Lock Every Door(50)



“I’m sorry for your loss. I’m sure you miss them greatly.”

“I do,” I say. “I miss them. I miss Jane.”

“Jane?”

“My sister. She vanished two years before the fire. There’s been no trace of her since. She might have run away. She might have been murdered. At this point, I doubt I’ll ever know.”

I’ve slumped noticeably in the booth, my arms at my sides, my body numb. My version of one of Greta’s sudden sleeps. If I feel sadness, it’s the same simmering grief I always experience. The kind of pain I long ago learned to live with. Talking about my parents and Jane doesn’t make that grief feel better or worse. It simply remains.

“Thank you for entrusting me with your story,” Greta says.

“Now you know why I prefer fantasy over reality.”

“I can’t blame you,” Greta says. “I also see why you’re so keen to find Ingrid.”

“I’m doing a terrible job of it.”

“If I were a betting woman, which I’m not, I’d wager she went off somewhere with a young man,” Greta says. “Or woman. I don’t judge when it comes to matters of the heart.”

Spoken like the woman who wrote a romance beloved by generations of teenage girls. And even though I want to believe Ingrid is off somewhere enjoying a happily-ever-after, everything I know so far suggests the opposite.
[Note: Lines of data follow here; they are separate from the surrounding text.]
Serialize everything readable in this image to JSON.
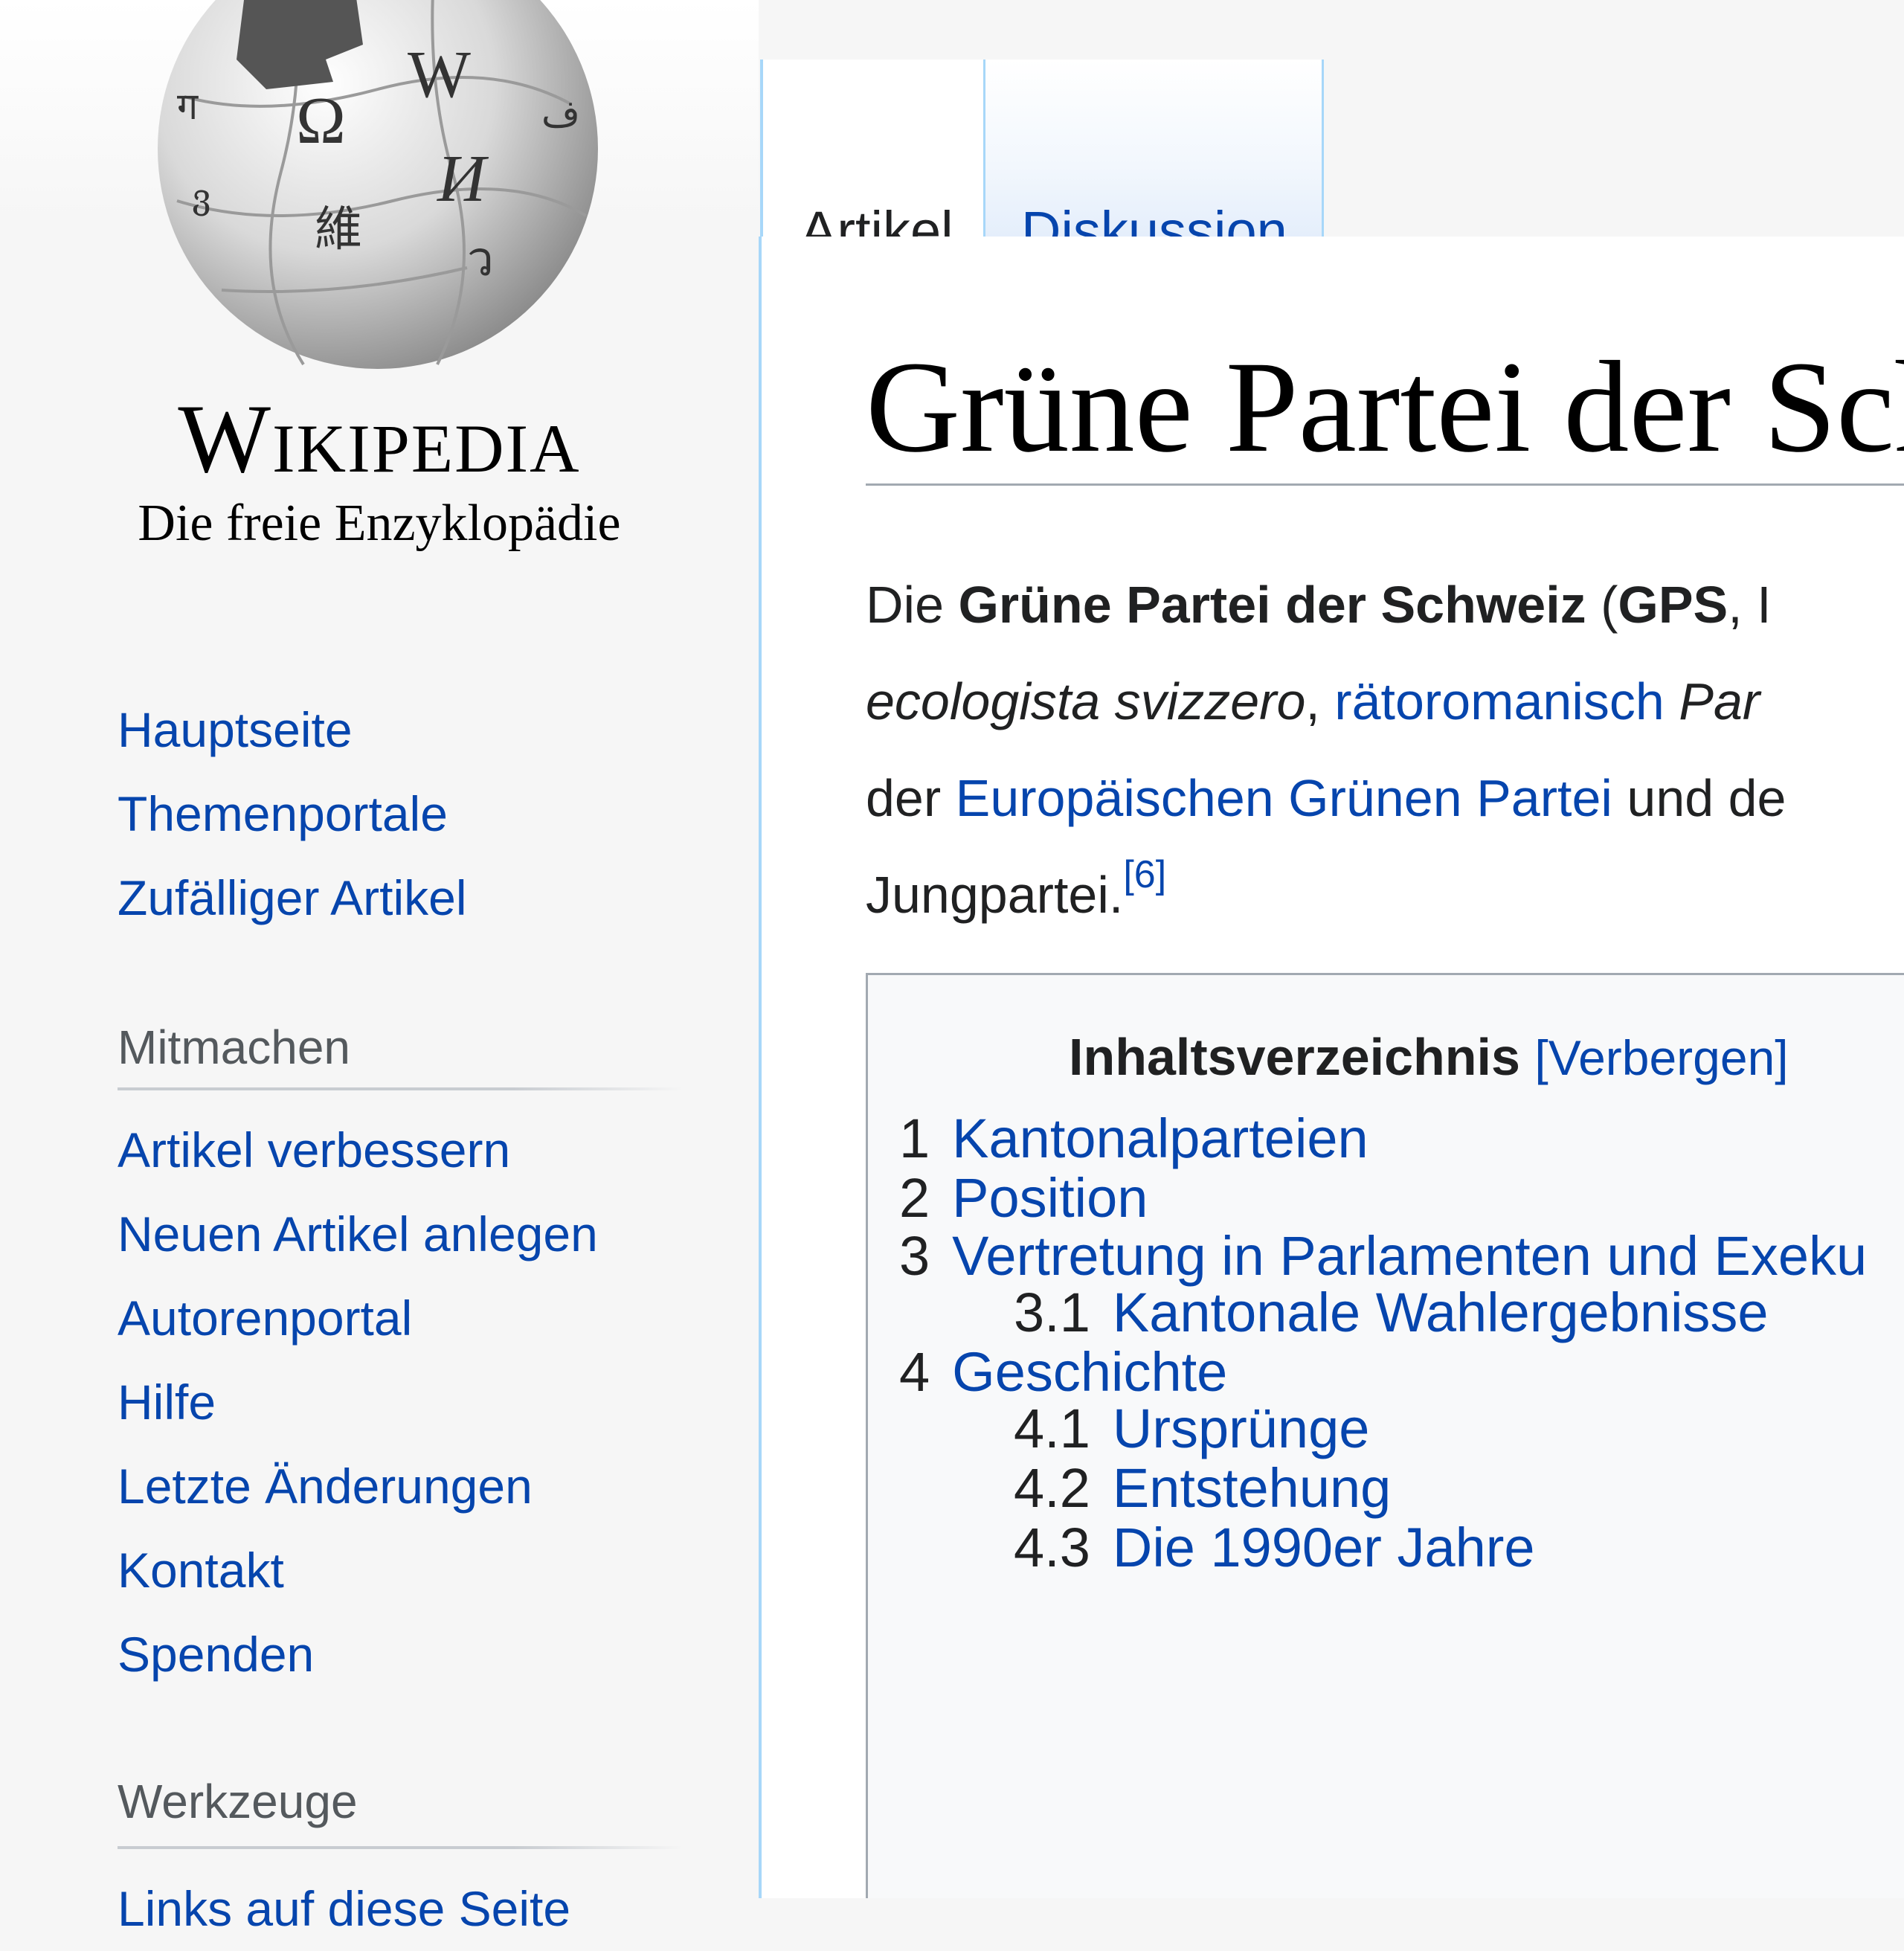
{
  "logo": {
    "wordmark": "Wikipedia",
    "tagline": "Die freie Enzyklopädie"
  },
  "sidebar": {
    "main_nav": [
      "Hauptseite",
      "Themenportale",
      "Zufälliger Artikel"
    ],
    "mitmachen": {
      "heading": "Mitmachen",
      "items": [
        "Artikel verbessern",
        "Neuen Artikel anlegen",
        "Autorenportal",
        "Hilfe",
        "Letzte Änderungen",
        "Kontakt",
        "Spenden"
      ]
    },
    "werkzeuge": {
      "heading": "Werkzeuge",
      "first_item": "Links auf diese Seite"
    }
  },
  "tabs": {
    "artikel": "Artikel",
    "diskussion": "Diskussion"
  },
  "article": {
    "title": "Grüne Partei der Schweiz",
    "intro": {
      "l1_a": "Die ",
      "l1_b": "Grüne Partei der Schweiz",
      "l1_c": " (",
      "l1_d": "GPS",
      "l1_e": ", I",
      "l2_a": "ecologista svizzero",
      "l2_b": ", ",
      "l2_c": "rätoromanisch",
      "l2_d": " Par",
      "l3_a": "der ",
      "l3_b": "Europäischen Grünen Partei",
      "l3_c": " und de",
      "l4_a": "Jungpartei.",
      "l4_ref": "[6]"
    }
  },
  "toc": {
    "title": "Inhaltsverzeichnis",
    "toggle": "[Verbergen]",
    "items": [
      {
        "num": "1",
        "label": "Kantonalparteien"
      },
      {
        "num": "2",
        "label": "Position"
      },
      {
        "num": "3",
        "label": "Vertretung in Parlamenten und Exeku"
      },
      {
        "num": "3.1",
        "label": "Kantonale Wahlergebnisse"
      },
      {
        "num": "4",
        "label": "Geschichte"
      },
      {
        "num": "4.1",
        "label": "Ursprünge"
      },
      {
        "num": "4.2",
        "label": "Entstehung"
      },
      {
        "num": "4.3",
        "label": "Die 1990er Jahre"
      }
    ]
  },
  "colors": {
    "link": "#0645ad",
    "text": "#202122",
    "tab_border": "#a7d7f9",
    "sidebar_bg": "#f6f6f6",
    "toc_bg": "#f8f9fa"
  }
}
“I just can’t shake the feeling she’s in trouble,” I say. “She specifically told me she had nowhere else to go.”

“If you suspect something bad happened, why don’t you go to the police?”

“I called them. It didn’t go well. They said there wasn’t enough information to get involved.”

This elicits a sympathetic sigh from Greta. “If I were you, I’d call some of the hospitals in the area. Maybe there was an accident and she required medical treatment. If that doesn’t work, I’d look around the neighborhood. If she has no place to go, then there’s a chance she’s out on the streets. I know it’s hard to think someone we know might be homeless, but have you checked any of the city’s shelters?”

“You think I should?”

“It certainly couldn’t hurt,” Greta says with a firm nod. “Ingrid Gallagher might be there, hiding in plain sight.”





23


The nearest homeless shelter for women is twenty blocks south and two blocks west of the restaurant. After making sure Greta can get back to the Bartholomew on her own, I go there on the slim chance that she’s right and Ingrid is living on the streets.

The shelter is housed in a building that’s seen better days. The exterior is brown brick. The windows are tinted. It used to be a YMCA, as evidenced by the ghost of those letters hovering to the right of the main entrance. Also hovering there is a group of women smoking in a semicircle. All of them eye me with suspicion as I approach. A silent message telling me what I already know.

Just like at the Bartholomew, I do not belong here.

I’m starting to think I don’t belong anywhere. That it’s my lot in life to occupy a limbo all my own. Still, I approach them and smile, trying not to act frightened, even though I am. Which then makes me feel guilty. I have more in common with these women than with anyone at the Bartholomew.

I remove my phone from my pocket and hold it up so they can see the selfie of Ingrid and me in Central Park. “Have any of you seen this girl in the past few days?”

Only one woman in the smoking circle bothers to look. She stares at the photo with hard eyes while biting the inside of her razor-sharp cheeks. When she speaks, her voice is surprisingly soft. I thought she’d sound as weathered as she looks.

“No, ma’am, I haven’t seen her. Not around here.”

I assume she’s the ringleader of this ragtag group, because she nudges the others, compelling them to take a look. They shake their heads, murmur, look away.

“Thanks,” I say. “I appreciate it.”

Under the watchful gaze of the smokers, I make my way into the building. Just inside the door is an empty waiting area and a registration desk behind a shield of scuffed reinforced glass. On the other side sits a plump woman who studies me with the same disdain as the women outside.

“Excuse me,” I say. “I was wondering if you could help me.”

“Are you in need of shelter?”

“No,” I say. “I’m looking for someone. A friend.”

“Has she entered herself into the shelter system?” the woman asks.

“I don’t know.”

“Is she under the age of twenty-one? Because that means she’d be at a different facility.”

“She’s over twenty-one,” I say.

“If she has children or is currently pregnant, she’d be at one of our PATH shelters,” the woman adds. “There are also separate facilities for victims of domestic violence. If she’s been on the street awhile, you might find her at a drop-in center.”

I lean back, overwhelmed not just by the sheer number of locations and designations but the fact that there’s a need for all of them. Once more, it makes me feel fortunate that I found the Bartholomew. It also makes me fear what will happen once I leave.

“No kids,” I tell the woman. “Single. No abuse.”